Agenci federalni przeszukali dom byłego szefa NYPD Jeffreya Maddreya na nowojorskim Queensie. W tym samym czasie przeprowadzono naloty na inne lokalizacje, związane bezpośrednio z Maddreyem. Były szef nowojorskiej policji jest oskarżony o nadużycia seksualne.
W czwartek, 2 stycznia, agenci służb federalnych przeszukali dom Jeffreya Maddreya na Queensie oraz inne lokalizacje, będące przedmiotem śledztwa w sprawie byłego szefa NYPD. Maddrey zrezygnował z ten funkcji na początku ubiegłego miesiąca. Teraz ciążą na nim zarzuty molestowania seksualnego jednej ze swoich podwładnych.

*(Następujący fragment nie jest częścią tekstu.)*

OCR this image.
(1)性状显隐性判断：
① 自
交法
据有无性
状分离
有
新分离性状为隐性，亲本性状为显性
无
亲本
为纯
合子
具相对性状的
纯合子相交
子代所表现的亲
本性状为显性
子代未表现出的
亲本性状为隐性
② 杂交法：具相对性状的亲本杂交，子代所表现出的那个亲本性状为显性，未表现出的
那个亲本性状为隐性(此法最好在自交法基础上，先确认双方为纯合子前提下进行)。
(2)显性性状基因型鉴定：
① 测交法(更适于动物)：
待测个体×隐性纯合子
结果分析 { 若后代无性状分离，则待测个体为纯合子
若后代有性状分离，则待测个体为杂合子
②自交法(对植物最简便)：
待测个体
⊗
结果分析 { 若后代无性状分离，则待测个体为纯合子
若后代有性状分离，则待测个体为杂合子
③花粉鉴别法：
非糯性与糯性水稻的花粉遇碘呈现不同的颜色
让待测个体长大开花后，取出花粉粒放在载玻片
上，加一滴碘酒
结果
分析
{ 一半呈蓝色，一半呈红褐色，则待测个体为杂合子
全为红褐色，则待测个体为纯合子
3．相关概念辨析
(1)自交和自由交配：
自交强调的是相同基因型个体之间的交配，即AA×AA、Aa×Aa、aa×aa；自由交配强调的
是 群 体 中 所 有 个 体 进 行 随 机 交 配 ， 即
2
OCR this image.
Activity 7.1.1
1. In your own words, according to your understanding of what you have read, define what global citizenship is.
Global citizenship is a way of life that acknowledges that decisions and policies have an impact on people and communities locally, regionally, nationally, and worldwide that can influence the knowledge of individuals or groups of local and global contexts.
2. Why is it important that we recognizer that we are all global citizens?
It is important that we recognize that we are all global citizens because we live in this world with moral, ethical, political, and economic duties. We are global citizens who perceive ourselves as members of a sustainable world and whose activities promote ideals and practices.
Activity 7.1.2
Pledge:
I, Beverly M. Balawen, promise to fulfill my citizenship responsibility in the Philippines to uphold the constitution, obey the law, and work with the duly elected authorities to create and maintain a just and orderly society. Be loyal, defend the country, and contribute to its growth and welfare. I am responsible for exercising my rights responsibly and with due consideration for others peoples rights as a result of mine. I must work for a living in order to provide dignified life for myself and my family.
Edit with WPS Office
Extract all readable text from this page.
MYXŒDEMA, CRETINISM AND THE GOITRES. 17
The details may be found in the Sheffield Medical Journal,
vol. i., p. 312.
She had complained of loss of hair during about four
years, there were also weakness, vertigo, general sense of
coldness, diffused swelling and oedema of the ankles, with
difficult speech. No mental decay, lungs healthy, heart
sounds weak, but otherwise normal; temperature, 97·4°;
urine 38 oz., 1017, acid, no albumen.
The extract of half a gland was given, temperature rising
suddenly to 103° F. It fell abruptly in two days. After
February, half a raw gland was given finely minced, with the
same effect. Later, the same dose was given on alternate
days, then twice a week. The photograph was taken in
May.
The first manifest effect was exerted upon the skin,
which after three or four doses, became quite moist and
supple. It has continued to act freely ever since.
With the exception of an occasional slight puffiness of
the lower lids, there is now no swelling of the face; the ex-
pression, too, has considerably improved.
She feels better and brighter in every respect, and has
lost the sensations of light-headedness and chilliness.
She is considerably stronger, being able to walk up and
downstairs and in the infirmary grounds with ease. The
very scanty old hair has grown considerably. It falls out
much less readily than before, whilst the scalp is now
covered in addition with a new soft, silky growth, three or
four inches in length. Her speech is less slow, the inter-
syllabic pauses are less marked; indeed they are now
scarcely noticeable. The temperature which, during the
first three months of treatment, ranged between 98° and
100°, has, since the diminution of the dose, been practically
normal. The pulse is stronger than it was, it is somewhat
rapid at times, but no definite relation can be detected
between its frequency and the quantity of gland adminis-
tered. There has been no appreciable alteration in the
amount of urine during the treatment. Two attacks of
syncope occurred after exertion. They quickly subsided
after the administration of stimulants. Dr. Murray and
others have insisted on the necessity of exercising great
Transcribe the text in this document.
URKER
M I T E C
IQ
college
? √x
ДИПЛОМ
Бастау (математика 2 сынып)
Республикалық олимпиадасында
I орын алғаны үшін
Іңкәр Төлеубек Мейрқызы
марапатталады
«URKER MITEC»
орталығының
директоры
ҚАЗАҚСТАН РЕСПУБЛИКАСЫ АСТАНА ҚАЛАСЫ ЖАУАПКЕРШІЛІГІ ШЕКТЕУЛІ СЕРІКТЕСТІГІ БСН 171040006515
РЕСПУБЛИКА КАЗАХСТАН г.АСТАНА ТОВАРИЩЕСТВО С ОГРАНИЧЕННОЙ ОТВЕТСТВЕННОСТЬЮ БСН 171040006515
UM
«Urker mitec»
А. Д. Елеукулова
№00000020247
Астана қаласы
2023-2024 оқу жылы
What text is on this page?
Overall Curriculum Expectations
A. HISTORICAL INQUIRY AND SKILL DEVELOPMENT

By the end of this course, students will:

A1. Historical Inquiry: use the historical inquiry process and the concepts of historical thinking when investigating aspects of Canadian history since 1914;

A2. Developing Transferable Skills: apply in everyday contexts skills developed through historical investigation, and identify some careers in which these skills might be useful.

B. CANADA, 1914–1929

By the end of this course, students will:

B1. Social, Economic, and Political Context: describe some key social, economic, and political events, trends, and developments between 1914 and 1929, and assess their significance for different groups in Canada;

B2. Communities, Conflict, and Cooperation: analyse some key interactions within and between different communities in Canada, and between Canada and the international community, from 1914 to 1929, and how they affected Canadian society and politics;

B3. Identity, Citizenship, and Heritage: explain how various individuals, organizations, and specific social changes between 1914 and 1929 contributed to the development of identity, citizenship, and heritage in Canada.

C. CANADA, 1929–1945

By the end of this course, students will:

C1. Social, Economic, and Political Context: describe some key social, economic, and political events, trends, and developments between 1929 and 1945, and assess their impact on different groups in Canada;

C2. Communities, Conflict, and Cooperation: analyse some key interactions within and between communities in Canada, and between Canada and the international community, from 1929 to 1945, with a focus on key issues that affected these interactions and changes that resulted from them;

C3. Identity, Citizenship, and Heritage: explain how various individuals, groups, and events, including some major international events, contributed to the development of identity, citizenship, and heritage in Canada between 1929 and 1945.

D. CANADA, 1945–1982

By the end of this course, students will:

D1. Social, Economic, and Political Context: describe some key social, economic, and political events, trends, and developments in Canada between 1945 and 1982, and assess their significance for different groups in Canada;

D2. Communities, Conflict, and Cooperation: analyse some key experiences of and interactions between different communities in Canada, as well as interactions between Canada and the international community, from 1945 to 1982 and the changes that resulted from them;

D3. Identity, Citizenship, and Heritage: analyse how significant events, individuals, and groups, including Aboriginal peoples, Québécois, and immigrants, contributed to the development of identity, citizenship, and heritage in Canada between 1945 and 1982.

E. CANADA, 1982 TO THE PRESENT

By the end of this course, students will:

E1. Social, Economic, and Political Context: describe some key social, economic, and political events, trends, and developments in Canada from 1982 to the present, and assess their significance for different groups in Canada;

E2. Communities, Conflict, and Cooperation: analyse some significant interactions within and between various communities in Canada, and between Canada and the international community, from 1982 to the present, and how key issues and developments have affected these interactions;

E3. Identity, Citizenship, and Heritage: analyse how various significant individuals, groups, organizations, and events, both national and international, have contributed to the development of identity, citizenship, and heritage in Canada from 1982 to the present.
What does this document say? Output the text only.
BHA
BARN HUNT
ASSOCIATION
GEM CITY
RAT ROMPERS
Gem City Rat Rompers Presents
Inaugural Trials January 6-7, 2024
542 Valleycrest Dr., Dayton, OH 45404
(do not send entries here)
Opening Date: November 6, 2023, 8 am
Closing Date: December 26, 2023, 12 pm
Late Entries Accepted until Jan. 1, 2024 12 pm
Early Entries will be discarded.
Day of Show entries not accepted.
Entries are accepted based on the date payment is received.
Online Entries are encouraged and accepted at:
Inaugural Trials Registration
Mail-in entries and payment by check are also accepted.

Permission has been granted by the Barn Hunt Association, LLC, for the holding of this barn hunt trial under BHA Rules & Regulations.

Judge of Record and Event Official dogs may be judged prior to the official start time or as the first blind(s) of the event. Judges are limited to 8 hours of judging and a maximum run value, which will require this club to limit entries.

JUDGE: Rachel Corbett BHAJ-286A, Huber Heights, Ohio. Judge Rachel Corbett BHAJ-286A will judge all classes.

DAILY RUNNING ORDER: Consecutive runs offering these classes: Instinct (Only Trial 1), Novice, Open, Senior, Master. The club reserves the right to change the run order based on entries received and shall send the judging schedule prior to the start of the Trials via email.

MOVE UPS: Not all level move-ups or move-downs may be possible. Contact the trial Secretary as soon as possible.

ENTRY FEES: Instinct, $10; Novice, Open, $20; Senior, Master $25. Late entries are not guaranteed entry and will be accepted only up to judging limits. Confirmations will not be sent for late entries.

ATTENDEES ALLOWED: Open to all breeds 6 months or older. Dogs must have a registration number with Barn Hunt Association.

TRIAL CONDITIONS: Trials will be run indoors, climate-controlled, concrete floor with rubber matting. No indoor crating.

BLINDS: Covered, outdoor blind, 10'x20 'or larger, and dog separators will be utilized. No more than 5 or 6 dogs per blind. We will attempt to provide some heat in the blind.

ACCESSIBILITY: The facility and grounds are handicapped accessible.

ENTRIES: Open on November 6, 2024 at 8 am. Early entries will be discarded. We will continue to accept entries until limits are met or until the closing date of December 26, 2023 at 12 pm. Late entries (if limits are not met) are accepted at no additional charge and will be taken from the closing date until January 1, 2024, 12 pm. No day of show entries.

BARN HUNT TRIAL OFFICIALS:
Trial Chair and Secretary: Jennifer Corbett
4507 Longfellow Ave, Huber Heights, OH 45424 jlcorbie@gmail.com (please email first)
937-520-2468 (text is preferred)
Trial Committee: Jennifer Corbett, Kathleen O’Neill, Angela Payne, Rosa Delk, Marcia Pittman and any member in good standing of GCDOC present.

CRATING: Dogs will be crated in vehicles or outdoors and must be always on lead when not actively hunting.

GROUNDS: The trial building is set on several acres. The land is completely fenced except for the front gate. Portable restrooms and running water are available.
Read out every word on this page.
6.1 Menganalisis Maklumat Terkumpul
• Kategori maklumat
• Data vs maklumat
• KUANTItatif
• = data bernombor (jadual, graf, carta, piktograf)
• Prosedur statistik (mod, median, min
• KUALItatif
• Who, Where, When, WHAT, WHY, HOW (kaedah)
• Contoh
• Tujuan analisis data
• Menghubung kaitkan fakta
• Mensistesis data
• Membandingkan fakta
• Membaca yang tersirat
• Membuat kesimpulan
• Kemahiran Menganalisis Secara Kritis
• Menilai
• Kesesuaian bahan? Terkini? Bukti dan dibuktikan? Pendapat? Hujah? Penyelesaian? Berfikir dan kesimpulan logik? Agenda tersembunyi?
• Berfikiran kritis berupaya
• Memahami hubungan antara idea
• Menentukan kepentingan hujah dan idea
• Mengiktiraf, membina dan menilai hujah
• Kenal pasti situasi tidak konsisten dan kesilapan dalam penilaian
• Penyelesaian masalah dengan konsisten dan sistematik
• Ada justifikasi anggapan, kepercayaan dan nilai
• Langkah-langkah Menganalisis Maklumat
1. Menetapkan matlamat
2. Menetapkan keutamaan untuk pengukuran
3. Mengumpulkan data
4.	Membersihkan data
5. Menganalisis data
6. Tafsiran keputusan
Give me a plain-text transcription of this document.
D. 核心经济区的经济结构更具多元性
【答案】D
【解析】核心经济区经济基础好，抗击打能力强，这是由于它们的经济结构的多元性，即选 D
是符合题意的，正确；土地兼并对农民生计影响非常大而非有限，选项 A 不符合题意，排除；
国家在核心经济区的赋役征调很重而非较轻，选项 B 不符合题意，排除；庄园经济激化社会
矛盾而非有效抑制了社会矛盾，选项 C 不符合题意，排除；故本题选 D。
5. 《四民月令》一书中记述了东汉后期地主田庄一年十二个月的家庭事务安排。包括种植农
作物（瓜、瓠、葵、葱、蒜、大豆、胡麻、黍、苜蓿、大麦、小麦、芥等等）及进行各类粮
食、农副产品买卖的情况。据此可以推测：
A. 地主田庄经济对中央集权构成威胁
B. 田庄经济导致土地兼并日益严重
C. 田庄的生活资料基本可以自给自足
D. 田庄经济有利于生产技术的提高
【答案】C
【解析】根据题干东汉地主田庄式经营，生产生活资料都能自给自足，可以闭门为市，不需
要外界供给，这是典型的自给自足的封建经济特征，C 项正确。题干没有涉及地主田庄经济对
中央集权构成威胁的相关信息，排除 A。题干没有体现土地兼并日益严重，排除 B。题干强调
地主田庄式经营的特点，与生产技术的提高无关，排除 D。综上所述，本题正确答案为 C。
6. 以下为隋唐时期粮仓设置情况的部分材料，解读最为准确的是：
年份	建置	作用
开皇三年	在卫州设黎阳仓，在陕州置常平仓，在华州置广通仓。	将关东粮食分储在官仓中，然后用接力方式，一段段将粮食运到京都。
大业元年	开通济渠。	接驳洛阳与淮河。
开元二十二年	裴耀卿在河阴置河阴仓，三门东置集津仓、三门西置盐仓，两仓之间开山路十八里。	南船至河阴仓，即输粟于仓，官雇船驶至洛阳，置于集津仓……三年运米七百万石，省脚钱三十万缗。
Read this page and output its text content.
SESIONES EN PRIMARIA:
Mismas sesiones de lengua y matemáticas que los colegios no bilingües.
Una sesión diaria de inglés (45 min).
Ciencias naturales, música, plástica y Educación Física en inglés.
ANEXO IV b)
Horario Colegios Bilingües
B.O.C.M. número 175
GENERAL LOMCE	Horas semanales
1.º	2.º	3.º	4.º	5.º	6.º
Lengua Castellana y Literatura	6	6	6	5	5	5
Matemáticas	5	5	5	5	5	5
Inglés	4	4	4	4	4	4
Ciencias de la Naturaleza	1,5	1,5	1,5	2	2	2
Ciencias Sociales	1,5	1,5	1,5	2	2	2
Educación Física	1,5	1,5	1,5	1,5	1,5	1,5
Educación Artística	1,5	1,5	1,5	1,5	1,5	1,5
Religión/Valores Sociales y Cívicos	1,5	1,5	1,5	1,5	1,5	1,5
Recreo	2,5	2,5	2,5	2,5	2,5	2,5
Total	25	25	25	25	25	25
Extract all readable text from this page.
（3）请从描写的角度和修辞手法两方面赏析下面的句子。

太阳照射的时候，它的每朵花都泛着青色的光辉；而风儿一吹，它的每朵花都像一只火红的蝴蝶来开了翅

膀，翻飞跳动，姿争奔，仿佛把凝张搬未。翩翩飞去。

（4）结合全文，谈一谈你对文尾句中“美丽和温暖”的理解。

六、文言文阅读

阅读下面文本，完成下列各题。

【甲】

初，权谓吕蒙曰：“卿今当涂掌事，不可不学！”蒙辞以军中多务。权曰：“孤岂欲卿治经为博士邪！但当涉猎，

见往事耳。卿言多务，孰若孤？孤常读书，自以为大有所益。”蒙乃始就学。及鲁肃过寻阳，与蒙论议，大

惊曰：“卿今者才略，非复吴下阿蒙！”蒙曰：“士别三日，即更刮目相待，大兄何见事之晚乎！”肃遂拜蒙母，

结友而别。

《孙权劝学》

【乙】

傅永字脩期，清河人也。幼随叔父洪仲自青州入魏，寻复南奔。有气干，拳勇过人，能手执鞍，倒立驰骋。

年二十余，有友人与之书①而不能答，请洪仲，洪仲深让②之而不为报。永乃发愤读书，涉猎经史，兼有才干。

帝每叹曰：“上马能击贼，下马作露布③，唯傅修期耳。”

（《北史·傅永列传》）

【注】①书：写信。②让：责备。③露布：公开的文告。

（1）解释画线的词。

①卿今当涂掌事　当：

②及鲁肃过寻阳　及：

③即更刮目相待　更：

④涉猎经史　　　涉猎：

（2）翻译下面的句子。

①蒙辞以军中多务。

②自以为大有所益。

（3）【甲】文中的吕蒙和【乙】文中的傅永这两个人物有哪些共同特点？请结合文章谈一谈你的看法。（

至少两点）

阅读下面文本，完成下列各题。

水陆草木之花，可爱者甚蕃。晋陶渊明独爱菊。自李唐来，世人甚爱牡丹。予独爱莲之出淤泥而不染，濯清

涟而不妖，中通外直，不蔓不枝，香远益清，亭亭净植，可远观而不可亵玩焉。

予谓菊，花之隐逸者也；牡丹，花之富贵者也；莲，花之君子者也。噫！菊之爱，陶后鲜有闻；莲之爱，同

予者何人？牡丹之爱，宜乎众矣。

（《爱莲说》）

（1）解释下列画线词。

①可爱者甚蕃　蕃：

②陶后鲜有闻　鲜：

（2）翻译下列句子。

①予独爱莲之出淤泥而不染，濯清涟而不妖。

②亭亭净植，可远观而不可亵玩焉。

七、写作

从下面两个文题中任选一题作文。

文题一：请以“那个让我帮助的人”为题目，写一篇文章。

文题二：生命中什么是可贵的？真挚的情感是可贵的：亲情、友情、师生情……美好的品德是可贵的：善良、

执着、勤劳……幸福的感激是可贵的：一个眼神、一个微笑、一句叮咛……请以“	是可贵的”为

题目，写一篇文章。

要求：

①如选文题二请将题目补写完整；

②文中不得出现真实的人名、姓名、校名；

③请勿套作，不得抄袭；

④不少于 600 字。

Quatisha Epps – jedna z najlepiej wynagradzanych pracownic departamentu – oskarżyła Maddreya o wymuszanie aktów seksualnych w zamian za możliwość pracy w godzinach nadliczbowych. Prawnik kobiety twierdzi, że były szef NYPD wielokrotnie groził jego klientce odwetem, jeżeli ta nie spełni jego żądań. Maddrey zaprzecza zarzutom twierdząc, że miał kontakty intymne z Epps, ale była to relacja za obopólną zgodą.
Równoległe dochodzenia w sprawie Jeffreya Maddreya prowadzą NYPD, FBI oraz prokurator okręgowy z Manhattanu, Alvin Bragg. Bragg stwierdził, że zarzuty wobec byłego policjanta są „ekstremalnie poważne” i „niepokojące”.
Maddrey był uważany za bliskiego sojusznika burmistrza Erica Adamsa, który po wybuchu skandalu zapowiedział przegląd wydatków NYPD związanych z wynagrodzeniami za nadgodziny.